Panic seized Oliver’s countenance. He leaned toward Miss Jenkins and said, “If you’ll excuse me, Miss Jenkins...I need to use the rest room.” She shifted her body to let him out, and both women watched him as he walked down the aisle, out the sanctuary doors, and into the narthex.

He went into the bathroom. Leaning on the sink, he looked at himself in the mirror.

“Now there was a close call,” he said to his reflection as he washed his hands. “One more word out of that preacher, and the walls of femininity would’ve crushed you.”

He took some paper towels from the dispenser and dried his hands. He let out a sigh as he gazed at his reflection. “Of course, there are worse ways to go…but not many.”

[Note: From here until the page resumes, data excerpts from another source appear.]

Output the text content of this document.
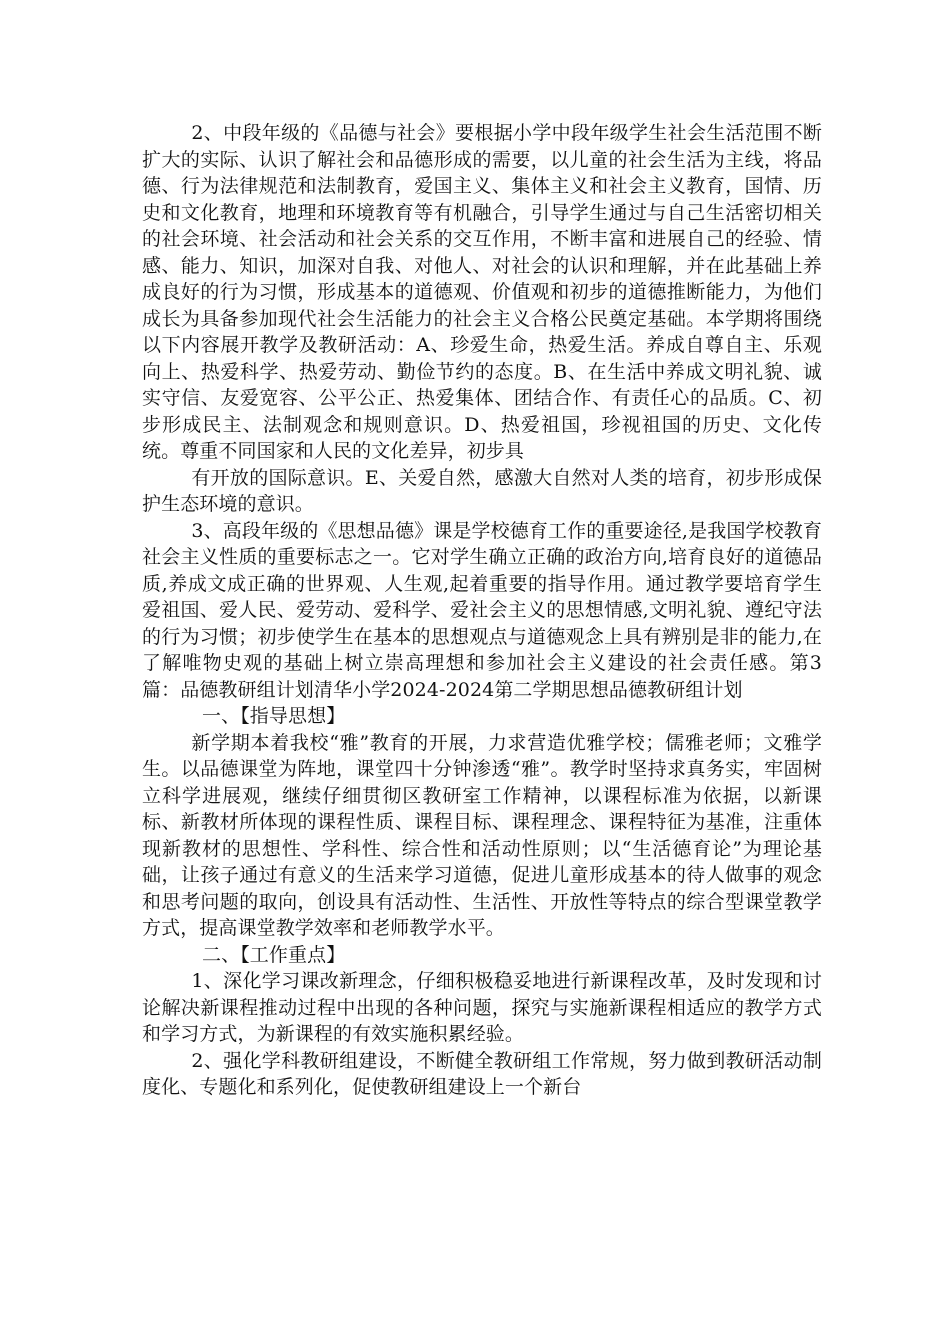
2、中段年级的《品德与社会》要根据小学中段年级学生社会生活范围不断扩大的实际、认识了解社会和品德形成的需要，以儿童的社会生活为主线，将品德、行为法律规范和法制教育，爱国主义、集体主义和社会主义教育，国情、历史和文化教育，地理和环境教育等有机融合，引导学生通过与自己生活密切相关的社会环境、社会活动和社会关系的交互作用，不断丰富和进展自己的经验、情感、能力、知识，加深对自我、对他人、对社会的认识和理解，并在此基础上养成良好的行为习惯，形成基本的道德观、价值观和初步的道德推断能力，为他们成长为具备参加现代社会生活能力的社会主义合格公民奠定基础。本学期将围绕以下内容展开教学及教研活动：A、珍爱生命，热爱生活。养成自尊自主、乐观向上、热爱科学、热爱劳动、勤俭节约的态度。B、在生活中养成文明礼貌、诚实守信、友爱宽容、公平公正、热爱集体、团结合作、有责任心的品质。C、初步形成民主、法制观念和规则意识。D、热爱祖国，珍视祖国的历史、文化传统。尊重不同国家和人民的文化差异，初步具

有开放的国际意识。E、关爱自然，感激大自然对人类的培育，初步形成保护生态环境的意识。

3、高段年级的《思想品德》课是学校德育工作的重要途径,是我国学校教育社会主义性质的重要标志之一。它对学生确立正确的政治方向,培育良好的道德品质,养成文成正确的世界观、人生观,起着重要的指导作用。通过教学要培育学生爱祖国、爱人民、爱劳动、爱科学、爱社会主义的思想情感,文明礼貌、遵纪守法的行为习惯；初步使学生在基本的思想观点与道德观念上具有辨别是非的能力,在了解唯物史观的基础上树立崇高理想和参加社会主义建设的社会责任感。第3篇：品德教研组计划清华小学2024-2024第二学期思想品德教研组计划

一、【指导思想】

新学期本着我校“雅”教育的开展，力求营造优雅学校；儒雅老师；文雅学生。以品德课堂为阵地，课堂四十分钟渗透“雅”。教学时坚持求真务实，牢固树立科学进展观，继续仔细贯彻区教研室工作精神，以课程标准为依据，以新课标、新教材所体现的课程性质、课程目标、课程理念、课程特征为基准，注重体现新教材的思想性、学科性、综合性和活动性原则；以“生活德育论”为理论基础，让孩子通过有意义的生活来学习道德，促进儿童形成基本的待人做事的观念和思考问题的取向，创设具有活动性、生活性、开放性等特点的综合型课堂教学方式，提高课堂教学效率和老师教学水平。

二、【工作重点】

1、深化学习课改新理念，仔细积极稳妥地进行新课程改革，及时发现和讨论解决新课程推动过程中出现的各种问题，探究与实施新课程相适应的教学方式和学习方式，为新课程的有效实施积累经验。

2、强化学科教研组建设，不断健全教研组工作常规，努力做到教研活动制度化、专题化和系列化，促使教研组建设上一个新台
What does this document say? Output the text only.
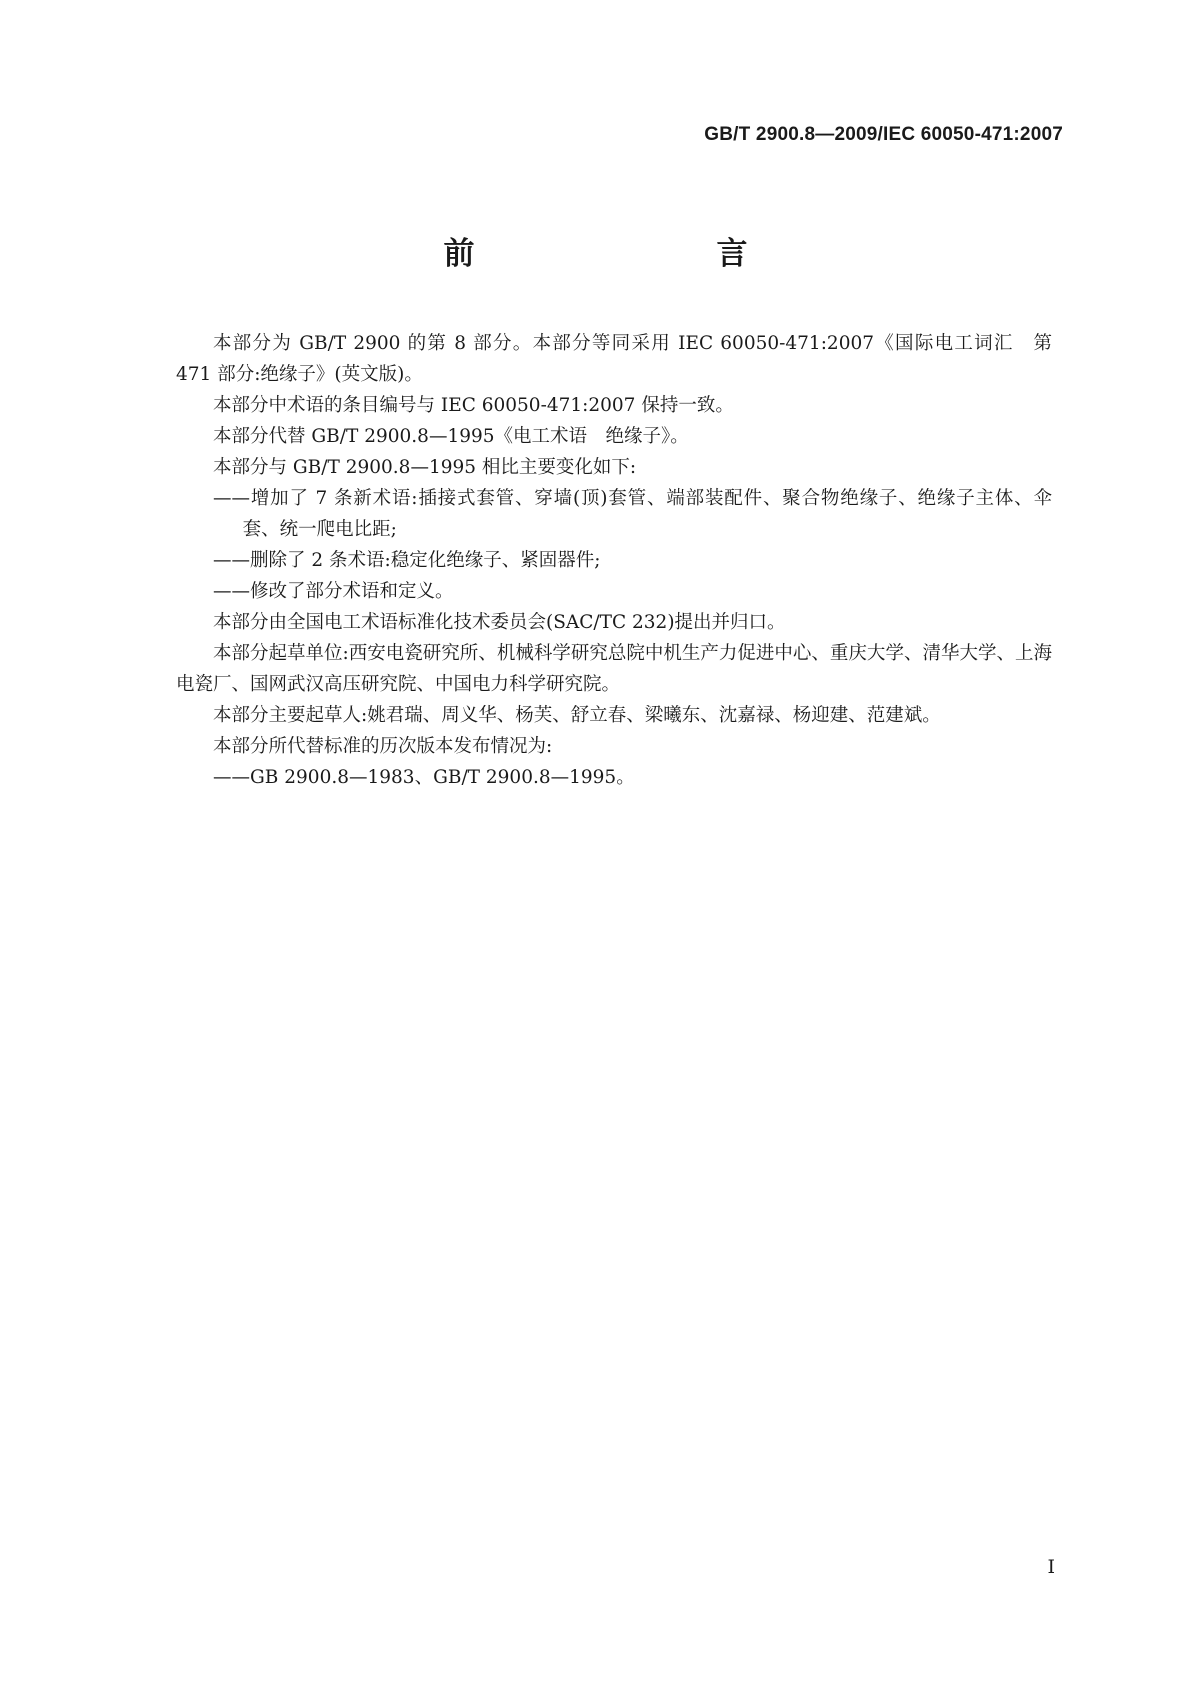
GB/T 2900.8—2009/IEC 60050-471:2007
前　　言

本部分为 GB/T 2900 的第 8 部分。本部分等同采用 IEC 60050-471:2007《国际电工词汇　第 471 部分:绝缘子》(英文版)。

本部分中术语的条目编号与 IEC 60050-471:2007 保持一致。

本部分代替 GB/T 2900.8—1995《电工术语　绝缘子》。

本部分与 GB/T 2900.8—1995 相比主要变化如下:

——增加了 7 条新术语:插接式套管、穿墙(顶)套管、端部装配件、聚合物绝缘子、绝缘子主体、伞套、统一爬电比距;

——删除了 2 条术语:稳定化绝缘子、紧固器件;

——修改了部分术语和定义。

本部分由全国电工术语标准化技术委员会(SAC/TC 232)提出并归口。

本部分起草单位:西安电瓷研究所、机械科学研究总院中机生产力促进中心、重庆大学、清华大学、上海电瓷厂、国网武汉高压研究院、中国电力科学研究院。

本部分主要起草人:姚君瑞、周义华、杨芙、舒立春、梁曦东、沈嘉禄、杨迎建、范建斌。

本部分所代替标准的历次版本发布情况为:

——GB 2900.8—1983、GB/T 2900.8—1995。

I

He walked out of the bathroom and back into the narthex. He peeked through the center doors of the sanctuary and saw the two women sitting in the pew with a space between them. He rubbed the back of his neck and pondered as he paced a bit. Just then, another congregant entered the church doors. He was a short, neatly trimmed man who exuded exactitude and appeared irritated.

Oliver smiled broadly. “Mr. Teeters! Good to see you! A little late for the evening service, ey?”

Mr. Teeters frowned. “My wife is ill, and she insisted I go to the store for some ice cream. That’s why I’m late.”

Oliver grabbed Mr. Teeters by the arm. “I’m sorry for your wife, but perhaps we can sit together and lighten each other’s embarrassment at having to enter the service late like this.”

“Well, I suppose…”

“You’re a kind man, Mr. Teeters...kind to your wife and kind to me.” Oliver guided him over to the right side sanctuary door, but he resisted.

“But I usually sit on the left side…”

“When you’re on time, Mr. Teeters, but I just looked and the left side’s practically full up. Trust me, we have a much better chance of finding a seat without creating too much disturbance on the right side.”

“Well, okay...”

He guided Mr. Teeters through the sanctuary door, and the two made their way down to the same row directly across from Miss Smith and Miss Jenkins, who both saw the men.

Miss Smith slid over to Miss Jenkins and whispered, “Oh, that awful Mr. Teeters!” Miss Jenkins nodded her head in agreement.